The area was dirty, the roads here unpaved, cow paths originally to move beef on the hoof from railhead to slaughterhouse to market outlets, and finally to such establishments as Delmonico’s and The Palmer House. The underground network of roads here were nowadays used by any number of downtown businesses for deliveries and intakes. Workmen used the roads as a trash heap, it seemed. The wind blew through here like a monstrous force, sending up dirt devils and trash in small tornadoes. “There’s nothing down here,” complained Ransom. “Sam, a
re you just yanking my chain?”
“You gotta go deeper, sir.”
Ransom began to hear the tune again in the back of his head: Dance boatman dance…Is this kid playing me for a fool, he wondered.
After going down yet another level, finding an underground cavern, Ransom heard human voices ahead of them in the darkness. “We shoulda brought a lantern,” said Ransom.
“No, a lantern would only warn the Leather Aprons, and they’d be running off like rats in every direction.”
There was no need of a lantern because fires were burned in barrels ahead of them. They moved toward the light.
Samuel’s shadow crept ahead of them, and Ransom’s huge shadow foretold his coming, and it did appear a horror moving along the wall toward those huddled around the fire down here. They all began shouting at once:
“It’s Bloody Mary!”
“Zoroaster!”
“Satan’s come!”
Samuel shouted, “No! It’s Inspector Ransom! He’s come to kill the Aprons!”

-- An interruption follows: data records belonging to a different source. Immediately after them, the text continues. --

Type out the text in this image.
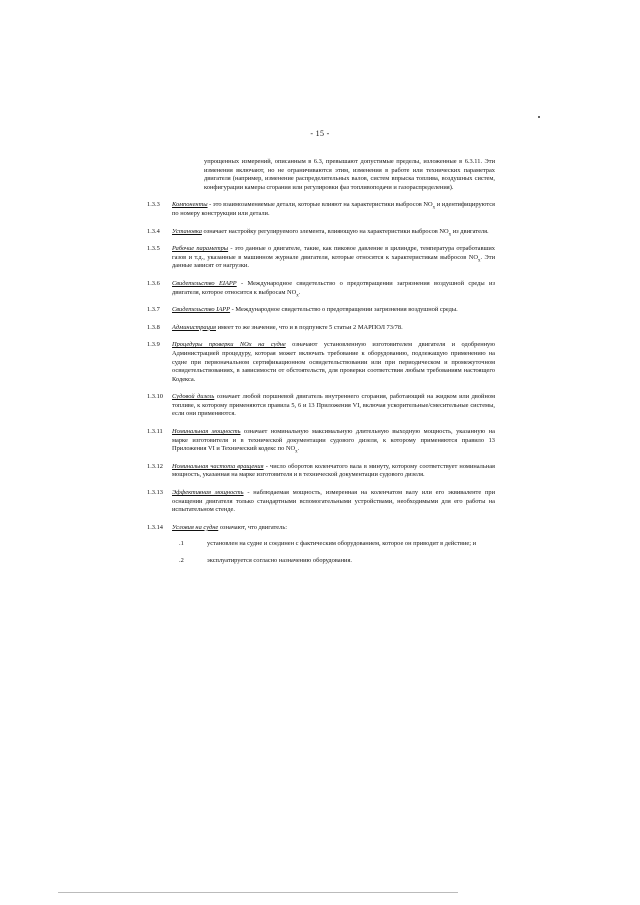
- 15 -
упрощенных измерений, описанным в 6.3, превышают допустимые пределы, изложенные в 6.3.11. Эти изменения включают, но не ограничиваются этим, изменения в работе или технических параметрах двигателя (например, изменение распределительных валов, систем впрыска топлива, воздушных систем, конфигурации камеры сгорания или регулировки фаз топливоподачи и газораспределения).
1.3.3	Компоненты - это взаимозаменяемые детали, которые влияют на характеристики выбросов $NO_x$ и идентифицируются по номеру конструкции или детали.
1.3.4	Установка означает настройку регулируемого элемента, влияющую на характеристики выбросов $NO_x$ из двигателя.
1.3.5	Рабочие параметры - это данные о двигателе, такие, как пиковое давление в цилиндре, температура отработавших газов и т.д., указанные в машинном журнале двигателя, которые относятся к характеристикам выбросов $NO_x$. Эти данные зависят от нагрузки.
1.3.6	Свидетельство EIAPP - Международное свидетельство о предотвращении загрязнения воздушной среды из двигателя, которое относится к выбросам $NO_x$.
1.3.7	Свидетельство IAPP - Международное свидетельство о предотвращении загрязнения воздушной среды.
1.3.8	Администрация имеет то же значение, что и в подпункте 5 статьи 2 МАРПОЛ 73/78.
1.3.9	Процедуры проверки NOx на судне означают установленную изготовителем двигателя и одобренную Администрацией процедуру, которая может включать требование к оборудованию, подлежащую применению на судне при первоначальном сертификационном освидетельствовании или при периодическом и промежуточном освидетельствованиях, в зависимости от обстоятельств, для проверки соответствия любым требованиям настоящего Кодекса.
1.3.10	Судовой дизель означает любой поршневой двигатель внутреннего сгорания, работающий на жидком или двойном топливе, к которому применяются правила 5, 6 и 13 Приложения VI, включая ускорительные/смесительные системы, если они применяются.
1.3.11	Номинальная мощность означает номинальную максимальную длительную выходную мощность, указанную на марке изготовителя и в технической документации судового дизеля, к которому применяются правило 13 Приложения VI и Технический кодекс по $NO_x$.
1.3.12	Номинальная частота вращения - число оборотов коленчатого вала в минуту, которому соответствует номинальная мощность, указанная на марке изготовителя и в технической документации судового дизеля.
1.3.13	Эффективная мощность - наблюдаемая мощность, измеренная на коленчатом валу или его эквиваленте при оснащении двигателя только стандартными вспомогательными устройствами, необходимыми для его работы на испытательном стенде.
1.3.14	Условия на судне означают, что двигатель:
.1	установлен на судне и соединен с фактическим оборудованием, которое он приводит в действие; и
.2	эксплуатируется согласно назначению оборудования.
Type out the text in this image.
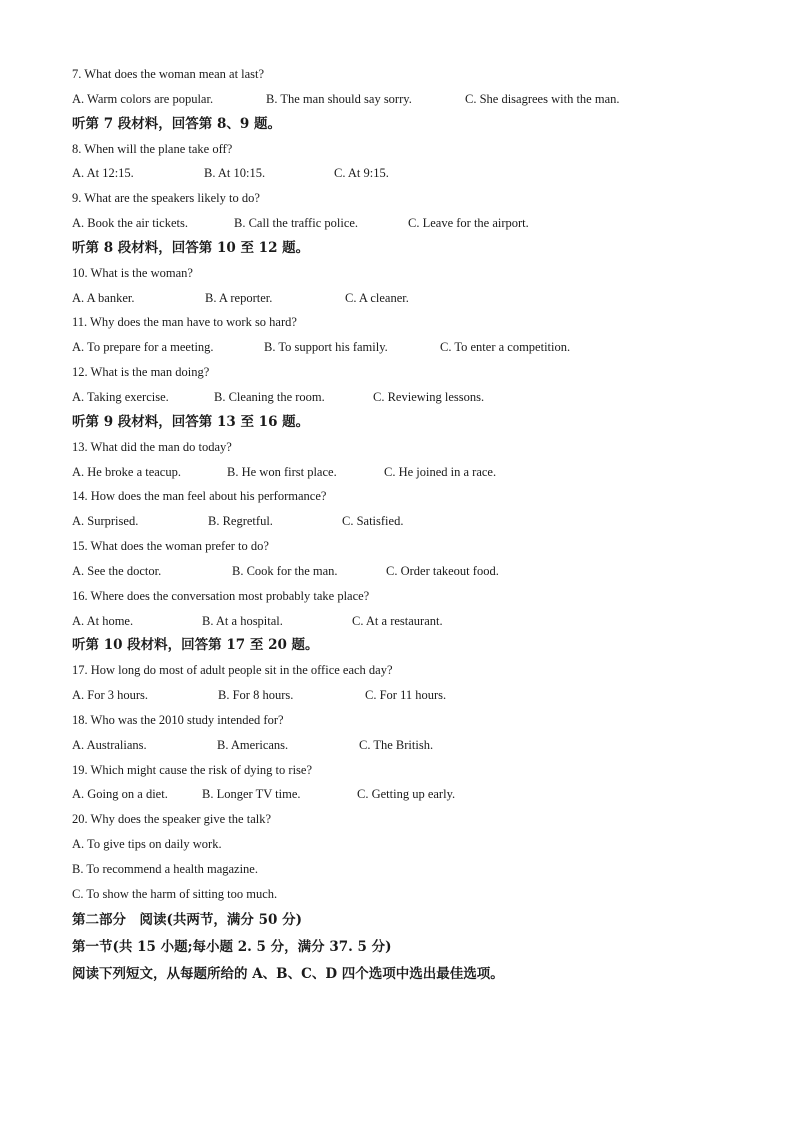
7. What does the woman mean at last?
A. Warm colors are popular.	B. The man should say sorry.	C. She disagrees with the man.
听第 7 段材料，回答第 8、9 题。
8. When will the plane take off?
A. At 12:15.	B. At 10:15.	C. At 9:15.
9. What are the speakers likely to do?
A. Book the air tickets.	B. Call the traffic police.	C. Leave for the airport.
听第 8 段材料，回答第 10 至 12 题。
10. What is the woman?
A. A banker.	B. A reporter.	C. A cleaner.
11. Why does the man have to work so hard?
A. To prepare for a meeting.	B. To support his family.	C. To enter a competition.
12. What is the man doing?
A. Taking exercise.	B. Cleaning the room.	C. Reviewing lessons.
听第 9 段材料，回答第 13 至 16 题。
13. What did the man do today?
A. He broke a teacup.	B. He won first place.	C. He joined in a race.
14. How does the man feel about his performance?
A. Surprised.	B. Regretful.	C. Satisfied.
15. What does the woman prefer to do?
A. See the doctor.	B. Cook for the man.	C. Order takeout food.
16. Where does the conversation most probably take place?
A. At home.	B. At a hospital.	C. At a restaurant.
听第 10 段材料，回答第 17 至 20 题。
17. How long do most of adult people sit in the office each day?
A. For 3 hours.	B. For 8 hours.	C. For 11 hours.
18. Who was the 2010 study intended for?
A. Australians.	B. Americans.	C. The British.
19. Which might cause the risk of dying to rise?
A. Going on a diet.	B. Longer TV time.	C. Getting up early.
20. Why does the speaker give the talk?
A. To give tips on daily work.
B. To recommend a health magazine.
C. To show the harm of sitting too much.
第二部分　阅读(共两节，满分 50 分)
第一节(共 15 小题;每小题 2. 5 分，满分 37. 5 分)
阅读下列短文，从每题所给的 A、B、C、D 四个选项中选出最佳选项。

“Please! Help me!” shouted one of the children in the grainy darkness where Alastair and Sam had stopped.
“I know Bloody Mary got Danielle, and I know I’m next!” shouted another.

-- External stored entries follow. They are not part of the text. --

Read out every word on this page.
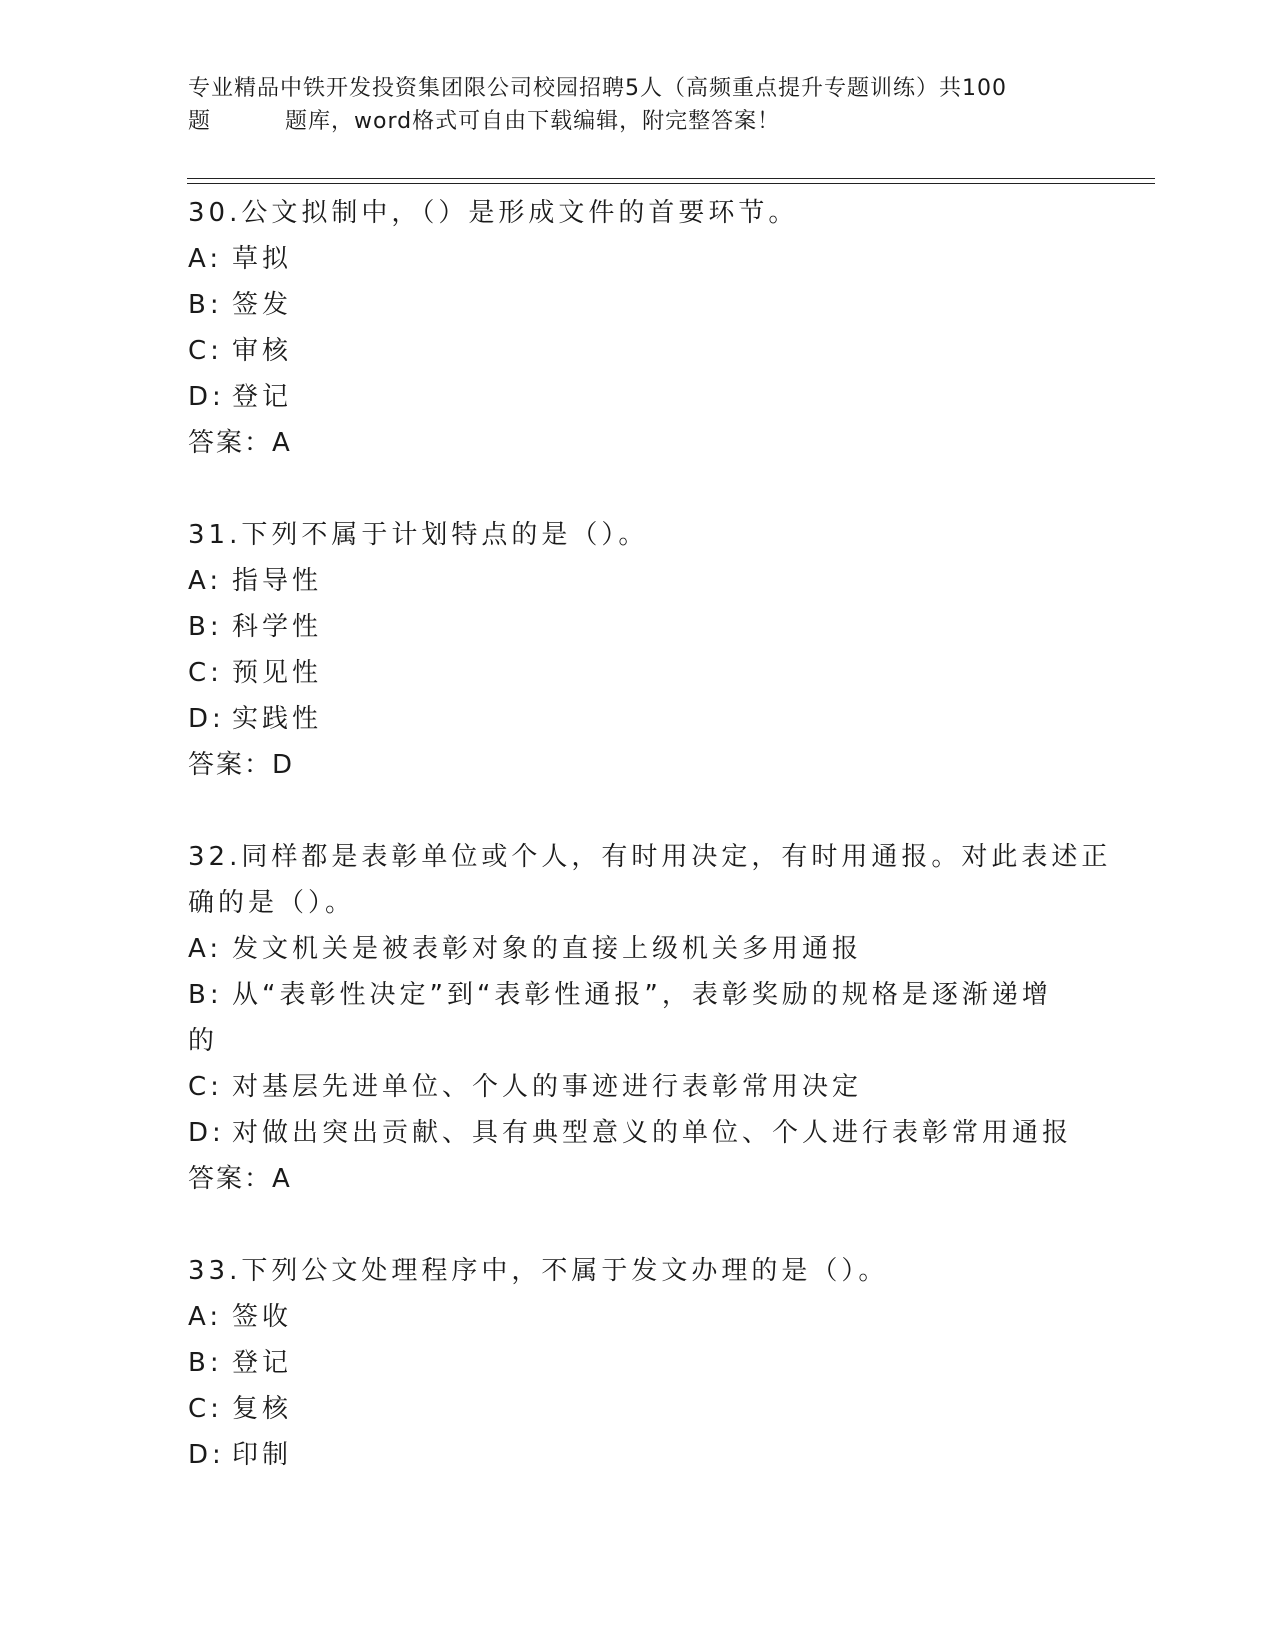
专业精品中铁开发投资集团限公司校园招聘5人（高频重点提升专题训练）共100
题	题库，word格式可自由下载编辑，附完整答案！
30.公文拟制中，（）是形成文件的首要环节。
A: 草拟
B: 签发
C: 审核
D: 登记
答案：A
31.下列不属于计划特点的是（）。
A: 指导性
B: 科学性
C: 预见性
D: 实践性
答案：D
32.同样都是表彰单位或个人，有时用决定，有时用通报。对此表述正
确的是（）。
A: 发文机关是被表彰对象的直接上级机关多用通报
B: 从“表彰性决定”到“表彰性通报”，表彰奖励的规格是逐渐递增
的
C: 对基层先进单位、个人的事迹进行表彰常用决定
D: 对做出突出贡献、具有典型意义的单位、个人进行表彰常用通报
答案：A
33.下列公文处理程序中，不属于发文办理的是（）。
A: 签收
B: 登记
C: 复核
D: 印制
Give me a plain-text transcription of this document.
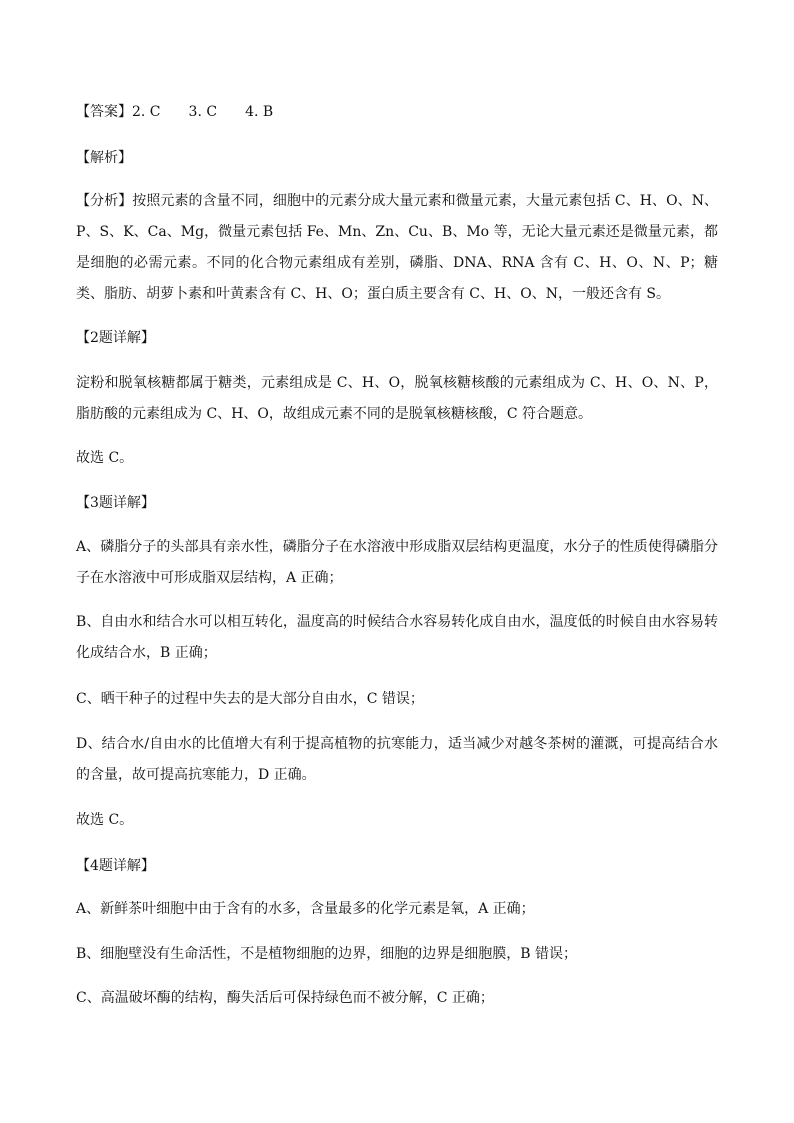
【答案】2. C 3. C 4. B

【解析】

【分析】按照元素的含量不同，细胞中的元素分成大量元素和微量元素，大量元素包括 C、H、O、N、P、S、K、Ca、Mg，微量元素包括 Fe、Mn、Zn、Cu、B、Mo 等，无论大量元素还是微量元素，都是细胞的必需元素。不同的化合物元素组成有差别，磷脂、DNA、RNA 含有 C、H、O、N、P；糖类、脂肪、胡萝卜素和叶黄素含有 C、H、O；蛋白质主要含有 C、H、O、N，一般还含有 S。

【2题详解】

淀粉和脱氧核糖都属于糖类，元素组成是 C、H、O，脱氧核糖核酸的元素组成为 C、H、O、N、P，脂肪酸的元素组成为 C、H、O，故组成元素不同的是脱氧核糖核酸，C 符合题意。

故选 C。

【3题详解】

A、磷脂分子的头部具有亲水性，磷脂分子在水溶液中形成脂双层结构更温度，水分子的性质使得磷脂分子在水溶液中可形成脂双层结构，A 正确；

B、自由水和结合水可以相互转化，温度高的时候结合水容易转化成自由水，温度低的时候自由水容易转化成结合水，B 正确；

C、晒干种子的过程中失去的是大部分自由水，C 错误；

D、结合水/自由水的比值增大有利于提高植物的抗寒能力，适当减少对越冬茶树的灌溉，可提高结合水的含量，故可提高抗寒能力，D 正确。

故选 C。

【4题详解】

A、新鲜茶叶细胞中由于含有的水多，含量最多的化学元素是氧，A 正确；

B、细胞壁没有生命活性，不是植物细胞的边界，细胞的边界是细胞膜，B 错误；

C、高温破坏酶的结构，酶失活后可保持绿色而不被分解，C 正确；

This child was joined by the others. “You’ve got to hide me! Hide me!”
Alastair’s companion, Sam, shouted, “Don’t be fooled! Some of the Aprons have pretended to be like the rest of us, but they’re pimps, luring kids to Zoroaster, and then they all jump ’em and stab ’em all at once.”
“Sam’s right!” shouted King Robin, who’d asserted his authority and had recently led any of his band willing to follow him from the safety of Hull House to this so-called hiding place. “But we don’t know who’s the traitor.”
“But this time Zoroaster is dealing with me and not some child,” countered Alastair.
“They’re their own gang. There’re a lot of ’em,” warned Robin.
“Where’re they hiding? Where, Robin?” implored Ransom. “Tell me! Tell me now, Robin!”
“Deeper in,” he indicated the blackness of this underground passage.